Qui dit schéma connu ne dit pas schéma efficace, constructif, sain… Juste connu.
Comme si les biais de réflexion étaient le “bon sens” de notre cerveau.
Au chapitre des biais que l’on croise le plus souvent lorsque l’on aborde un changement aussi transformatif que la transition de l’économie on trouve :
Le biais de solution parfaite qui fait dire aux opposants à la voiture électrique qu’elle pollue aussi. Négligeant le fait que sans pétrole la voiture électrique continue de rouler, elle…
Le biais d’aversion à la perte qui est souvent la source du précédent qui nous fait considérer la douleur potentielle comme infiniment plus grave que les gains potentiels.
Le biais de normalité qui nous pousse à minimiser les conséquences d’un danger que l’on a jamais expérimenté soi-même. Parce que “qui aurait pu prédire” que les choses s’aggraveraient si vite et si fort. A part les quelques milliers de scientifiques du GIEC mais eux… on les connaît !

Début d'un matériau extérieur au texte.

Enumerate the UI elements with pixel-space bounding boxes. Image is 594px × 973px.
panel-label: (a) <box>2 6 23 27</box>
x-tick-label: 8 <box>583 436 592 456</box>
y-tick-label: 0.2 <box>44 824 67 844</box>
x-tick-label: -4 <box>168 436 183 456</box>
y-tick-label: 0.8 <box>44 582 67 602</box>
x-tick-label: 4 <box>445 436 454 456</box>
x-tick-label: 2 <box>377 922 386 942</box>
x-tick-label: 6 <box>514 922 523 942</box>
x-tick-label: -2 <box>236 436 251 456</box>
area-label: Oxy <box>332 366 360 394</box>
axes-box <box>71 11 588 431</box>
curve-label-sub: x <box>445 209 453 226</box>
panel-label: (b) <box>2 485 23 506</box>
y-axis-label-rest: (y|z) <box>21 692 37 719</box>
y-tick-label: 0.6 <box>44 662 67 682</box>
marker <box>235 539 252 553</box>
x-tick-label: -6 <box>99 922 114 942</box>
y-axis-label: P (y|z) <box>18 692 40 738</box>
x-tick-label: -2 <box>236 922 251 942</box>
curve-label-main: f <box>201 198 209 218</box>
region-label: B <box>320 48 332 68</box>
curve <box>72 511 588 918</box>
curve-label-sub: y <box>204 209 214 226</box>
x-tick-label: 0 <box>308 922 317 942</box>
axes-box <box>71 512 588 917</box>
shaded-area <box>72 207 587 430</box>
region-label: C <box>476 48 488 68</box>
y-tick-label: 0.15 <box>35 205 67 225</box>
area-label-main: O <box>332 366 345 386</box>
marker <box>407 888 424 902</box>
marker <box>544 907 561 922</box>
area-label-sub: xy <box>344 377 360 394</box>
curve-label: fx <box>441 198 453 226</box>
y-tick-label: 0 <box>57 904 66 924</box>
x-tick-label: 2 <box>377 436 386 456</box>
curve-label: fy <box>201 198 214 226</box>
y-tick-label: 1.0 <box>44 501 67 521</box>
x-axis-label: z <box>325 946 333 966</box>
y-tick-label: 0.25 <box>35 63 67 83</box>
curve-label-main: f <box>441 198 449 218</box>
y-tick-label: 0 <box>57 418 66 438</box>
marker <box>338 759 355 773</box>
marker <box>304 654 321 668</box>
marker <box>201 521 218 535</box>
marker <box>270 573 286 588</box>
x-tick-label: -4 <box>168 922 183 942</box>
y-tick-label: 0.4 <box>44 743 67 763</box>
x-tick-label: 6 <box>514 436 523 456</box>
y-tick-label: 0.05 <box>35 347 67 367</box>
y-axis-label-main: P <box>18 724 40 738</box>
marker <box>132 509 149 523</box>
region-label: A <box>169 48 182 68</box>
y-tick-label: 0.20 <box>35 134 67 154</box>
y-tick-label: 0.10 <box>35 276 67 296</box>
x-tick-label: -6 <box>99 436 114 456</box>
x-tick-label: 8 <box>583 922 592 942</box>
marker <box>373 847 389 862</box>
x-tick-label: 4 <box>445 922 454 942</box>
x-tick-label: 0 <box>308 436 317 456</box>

Et bien d’autres mais ceux-là sont les plus courants.
Soyons clairs, nous avons tous des biais et tous ne sont pas un problème.
Si demain vous voyez une personne courir vers vous un couteau à la main, vous allez vous écarter ou fuir. Vous êtes biaisés envers cette personne et c’est une excellente nouvelle pour vous !

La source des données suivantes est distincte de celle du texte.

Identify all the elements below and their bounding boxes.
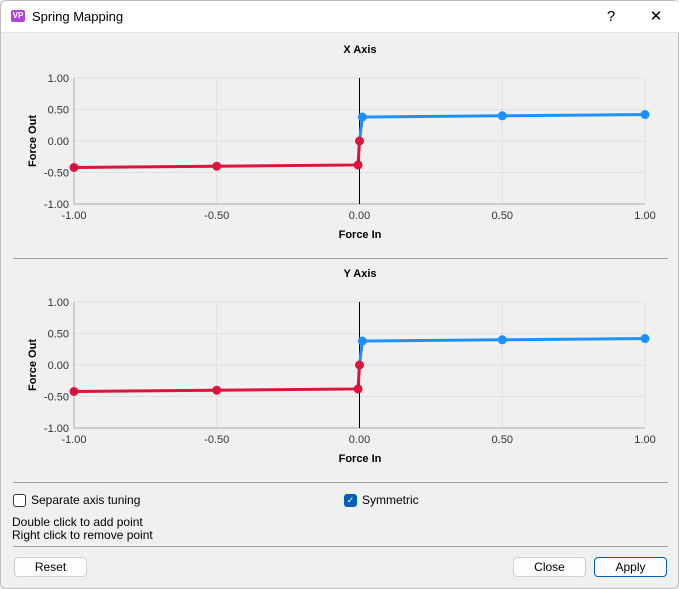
x-tick-label: -0.50 [204,434,229,446]
negative-data-point[interactable] [212,161,222,171]
y-tick-label: -0.50 [44,392,69,404]
x-tick-label: -1.00 [61,434,86,446]
x-tick-label: 1.00 [634,434,655,446]
positive-data-point[interactable] [497,335,507,345]
reset-button[interactable]: Reset [14,557,87,577]
positive-series-line [358,337,646,366]
x-axis-chart[interactable]: X Axis -1.00 -0.50 0.00 0.50 1.00 1.00 0.50 0.00… [1,37,679,247]
help-button[interactable]: ? [606,8,616,25]
y-tick-label: -1.00 [44,423,69,435]
y-tick-label: 0.00 [48,360,69,372]
x-tick-label: 0.50 [492,434,513,446]
apply-button[interactable]: Apply [594,557,667,577]
positive-data-point[interactable] [640,334,650,344]
x-axis-label: Force In [339,453,382,465]
positive-data-point[interactable] [497,111,507,121]
chart-title: X Axis [343,44,376,56]
y-axis-label: Force Out [27,339,39,391]
x-tick-label: -0.50 [204,210,229,222]
negative-data-point[interactable] [355,360,364,370]
checkbox-box [13,493,26,507]
y-tick-label: 0.00 [48,136,69,148]
negative-data-point[interactable] [353,384,363,394]
x-tick-label: 1.00 [634,210,655,222]
positive-data-point[interactable] [640,110,650,120]
negative-series-line [73,140,361,169]
y-axis-chart[interactable]: Y Axis -1.00 -0.50 0.00 0.50 1.00 1.00 0.50 0.00… [1,261,679,471]
y-tick-label: 0.50 [48,105,69,117]
divider [13,258,668,259]
symmetric-label: Symmetric [362,493,419,507]
window-title: Spring Mapping [32,9,124,24]
negative-data-point[interactable] [69,162,79,172]
y-tick-label: 1.00 [48,73,69,85]
positive-series-line [358,113,646,142]
y-tick-label: -1.00 [44,199,69,211]
title-bar: VP Spring Mapping ? ✕ [1,1,679,33]
divider [13,546,668,547]
y-tick-label: 1.00 [48,297,69,309]
symmetric-checkbox[interactable]: ✓ Symmetric [344,493,419,507]
x-tick-label: -1.00 [61,210,86,222]
negative-data-point[interactable] [212,385,222,395]
hint-remove-point: Right click to remove point [12,528,153,542]
chart-title: Y Axis [343,268,376,280]
divider [13,482,668,483]
y-tick-label: 0.50 [48,329,69,341]
x-tick-label: 0.00 [349,434,370,446]
close-button[interactable]: Close [513,557,586,577]
x-tick-label: 0.00 [349,210,370,222]
y-tick-label: -0.50 [44,168,69,180]
y-axis-label: Force Out [27,115,39,167]
separate-axis-tuning-checkbox[interactable]: Separate axis tuning [13,493,140,507]
x-tick-label: 0.50 [492,210,513,222]
negative-data-point[interactable] [355,136,364,146]
separate-axis-tuning-label: Separate axis tuning [31,493,141,507]
app-icon: VP [11,10,25,22]
positive-data-point[interactable] [357,112,367,122]
negative-data-point[interactable] [69,386,79,396]
positive-data-point[interactable] [357,336,367,346]
close-window-button[interactable]: ✕ [649,8,663,25]
negative-series-line [73,364,361,393]
checkmark-icon: ✓ [344,493,357,507]
negative-data-point[interactable] [353,160,363,170]
hint-add-point: Double click to add point [12,515,143,529]
x-axis-label: Force In [339,229,382,241]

Bref, juger c’est bien mais compter c’est mieux
Lutter contre nos biais, penser contre nous-même suppose de pouvoir évaluer ce qui nous menace. Suppose de pouvoir quantifier le risque pour ne pas se retrouver à gérer crise après crise après crise en essayant de maintenir une trajectoire pensée et prévue à une époque où l’on découvrait plus de pétrole qu’on en consommait.
Nous ne sommes pas en crise. Une crise est un moment mouvementé avant un retour à la norme. Nous sommes en transition d’une norme à une autre puisque nous avons épuisé les ressources nous permettant de conserver la norme précédente.

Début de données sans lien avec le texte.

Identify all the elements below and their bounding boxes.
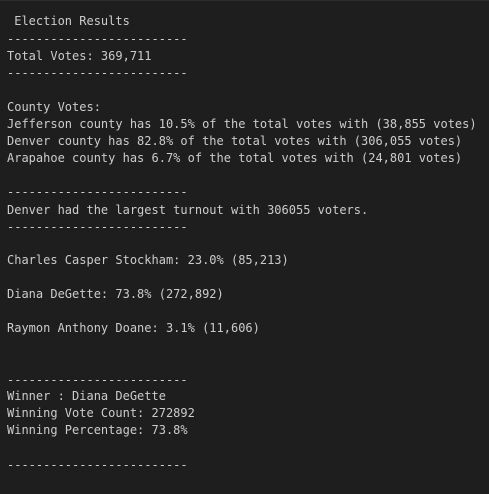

Et dans ces conditions, le “bon sens” est probablement un des pièges les plus dangereux qui soient. Puisqu’en nous basant sur des normes devenues obsolètes, nous prenons des décisions intenables. Et si l’on ajoute à ce cocktail le biais d’escalade d’engagement on voit assez vite l’impasse dans laquelle nous sommes.
Compter donc, mais mieux.
Nous opérons tous, aujourd’hui, dans un système qui considère les ressources naturelles comme gratuites et inépuisables.3 Sujet abordé plus en profondeur ici :
Le “bon sens” (le vrai) sait bien que c’est impossible mais pourtant c’est comme ça que nous sociétés, humaines comme marchandes, sont dirigées.
Nous pouvons décider de continuer en espérant que d’autres craquent avant nous. C’est la voie choisie par certains pays qui produisent encore assez de matières premières pour avoir des leviers de pression. Je ne vous fais pas la liste, vous l’avez dès que vous ouvrez un média. Ce qui nous importe ici c’est que ce n’est ni le cas de la France, ni le cas de l’Europe. Sujet abordé plus en profondeur là :
Donc si vous opérez un acteur économique en France, ou en Europe, vous avez besoin d’une nouvelle façon de compter sous peine de “vous mettre à la merci de pays producteurs dont les productions ne peuvent physiquement pas aller à la hausse vu les quantités découvertes et qui préfèreront probablement leur paix sociale locale à la bonne santé de notre économie nationale.” Comme déjà indiqué plus haut.
Et si vous cherchez une méthode pour compter, nous avons créé Archimède qui va sortir prochainement en licence libre si vous aimez vous débrouiller et en prestation si vous préférez un accompagnement.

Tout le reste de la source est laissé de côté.